Defense counsel objected to the introduction of the Rikers calls at the defendant’s trial on three grounds. The Court rejected the first two grounds, finding: (1) no violation of the right to counsel  because the DOC did not elicit the calls and therefore did not act as an agent of the State; and (2) that the defendant failed to identify the violation of any statutory right.  The third ground  – that the calls were disseminated without consent, because the defendant was told they would be recorded, but not that the recordings would be released to the prosecution – was found to be unpreserved.  The Court thus left the door open to challenge consent in a subsequent case (unless the DOC changes all its signs before then to reflect that recorded calls will be shared with prosecutors).


While upholding it in this case, the Court also at least warned that its resolution of the “narrowly drawn” issues here should not be interpreted as approval of these practices. It encouraged trial judges to fulfill their  “traditional function” of balancing prejudice, and ensuring compliance with “constitutional mandates,” the rules of evidence, and criminal procedure.  In a concurrence, Judge Pigott underscored the potential for abuse and the undermining of the constitutional rights of detained defendants.  As Judge Pigott acknowledged, “Something needs to change.”


The concurrence also pointed out the “major distinction” between the jail using the calls for security purposes, and prosecutors using those same calls to secure an advantage at trial.  He cited statistics as to the greater likelihood of conviction for detained defendants, and the need for defendants to reach out to friends and family to obtain witnesses and gather evidence, especially for pro se defendants.  Judge Pigott also recognized that prosecutors can gain key evidence through these calls that could influence plea negotiations, especially when undisclosed to the defense.  He called the prosecution’s suggested solution that defendants just refrain from discussing details of their cases on the phone as “not a viable alternative.”  Yet, for now, despite all these lofty words, the prosecutor’s “solution” continues to be the only alternative.


Other issues the Court did not address, but may in the future:


As to consent, a defendant could argue: (1) that a warrant is needed to tape a client’s phone calls because, as with eavesdropping, knowledge does not equal consent. U.S. v. Daniels, 903 F.2d 1238, 1244 (7th Cir.); (2) because of a detained defendant’s impaired ability to communicate in any other way, his statements are “involuntary” under C.P.L. § 60.45 (and then request a voluntariness instruction before the jury); and/or (3) a defendant who speaks a language other than English or Spanish has not given informed consent under the present signage system.

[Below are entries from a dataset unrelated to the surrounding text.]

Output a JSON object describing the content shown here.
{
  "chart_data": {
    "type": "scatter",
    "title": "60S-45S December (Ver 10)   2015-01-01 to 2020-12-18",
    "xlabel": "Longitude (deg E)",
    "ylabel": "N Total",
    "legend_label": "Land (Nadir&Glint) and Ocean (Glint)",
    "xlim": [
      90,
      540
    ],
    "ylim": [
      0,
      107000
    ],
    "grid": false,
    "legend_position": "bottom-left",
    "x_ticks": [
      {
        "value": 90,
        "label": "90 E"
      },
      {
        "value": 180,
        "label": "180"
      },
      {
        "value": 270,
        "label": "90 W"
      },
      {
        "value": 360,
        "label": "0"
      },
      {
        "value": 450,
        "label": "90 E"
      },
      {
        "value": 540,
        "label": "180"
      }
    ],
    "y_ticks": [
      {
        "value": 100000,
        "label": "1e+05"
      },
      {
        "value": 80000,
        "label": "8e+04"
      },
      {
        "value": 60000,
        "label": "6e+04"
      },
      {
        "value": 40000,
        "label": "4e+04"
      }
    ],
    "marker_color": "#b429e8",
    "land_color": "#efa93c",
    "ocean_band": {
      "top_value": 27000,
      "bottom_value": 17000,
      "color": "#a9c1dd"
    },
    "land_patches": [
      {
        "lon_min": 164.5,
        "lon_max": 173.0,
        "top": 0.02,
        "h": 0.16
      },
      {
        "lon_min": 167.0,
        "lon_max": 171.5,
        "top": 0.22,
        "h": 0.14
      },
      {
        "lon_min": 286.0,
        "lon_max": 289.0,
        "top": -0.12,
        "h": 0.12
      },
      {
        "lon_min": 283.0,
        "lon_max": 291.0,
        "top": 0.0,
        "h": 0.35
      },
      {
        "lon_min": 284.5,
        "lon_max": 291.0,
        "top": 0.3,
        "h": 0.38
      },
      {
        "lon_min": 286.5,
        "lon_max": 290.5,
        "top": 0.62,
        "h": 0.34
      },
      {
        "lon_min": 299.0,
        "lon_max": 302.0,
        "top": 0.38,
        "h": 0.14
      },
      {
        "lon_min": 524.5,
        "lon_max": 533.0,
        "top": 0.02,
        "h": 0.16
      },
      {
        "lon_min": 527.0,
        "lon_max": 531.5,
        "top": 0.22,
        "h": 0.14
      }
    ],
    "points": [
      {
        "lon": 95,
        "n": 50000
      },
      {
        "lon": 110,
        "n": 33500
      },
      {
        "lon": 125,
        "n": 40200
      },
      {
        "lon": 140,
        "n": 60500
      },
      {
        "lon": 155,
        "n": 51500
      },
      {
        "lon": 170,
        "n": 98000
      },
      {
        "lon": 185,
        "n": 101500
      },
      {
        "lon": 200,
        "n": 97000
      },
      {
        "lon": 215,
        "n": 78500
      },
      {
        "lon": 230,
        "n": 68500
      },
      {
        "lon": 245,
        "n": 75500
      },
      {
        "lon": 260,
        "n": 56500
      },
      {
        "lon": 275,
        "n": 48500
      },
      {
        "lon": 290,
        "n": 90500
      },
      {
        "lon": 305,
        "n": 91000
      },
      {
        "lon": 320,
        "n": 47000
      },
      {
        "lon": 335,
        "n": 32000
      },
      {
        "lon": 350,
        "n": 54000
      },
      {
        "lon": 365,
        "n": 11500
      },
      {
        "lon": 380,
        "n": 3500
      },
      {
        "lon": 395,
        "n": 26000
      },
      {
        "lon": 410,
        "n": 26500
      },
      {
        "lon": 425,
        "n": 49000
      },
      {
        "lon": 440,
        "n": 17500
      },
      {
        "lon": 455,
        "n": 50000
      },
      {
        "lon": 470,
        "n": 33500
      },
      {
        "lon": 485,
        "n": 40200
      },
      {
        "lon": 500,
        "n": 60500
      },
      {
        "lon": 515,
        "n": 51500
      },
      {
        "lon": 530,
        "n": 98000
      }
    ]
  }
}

In a footnote, the Court noted it was not addressing an issue raised in the amici brief (and not raised by this defendant), that the defense trial strategy can be unfairly revealed to the prosecutor.  In his concurrence, Judge Pigott also noted that the prosecutor’s “unfettered access can prejudice a defendant and impair his ability to prepare a defense, which ‘skews the fairness of the entire system’ (Barker, 407 US at 532).”  So there may be some fair trial  point to be made here.  Also, an unfair influence on plea negotiations could be argued – certainly where defense counsel advises a client to reject a plea, unaware of damaging information obtained through Rikers Island tapes, and thereby denying the defendant effective counsel during the plea bargaining process. See Lafler v. Cooper, 132 S. Ct 1376 (2012).


Finally, now that the Court of Appeals has expressed its disapproval of this practice and specifically invited trial courts to exercise their discretion and preclude these tapes on constitutional fair trial and evidentiary grounds, perhaps trial courts will be just a little bit less likely than previously to reflexively admit this evidence in so many cases!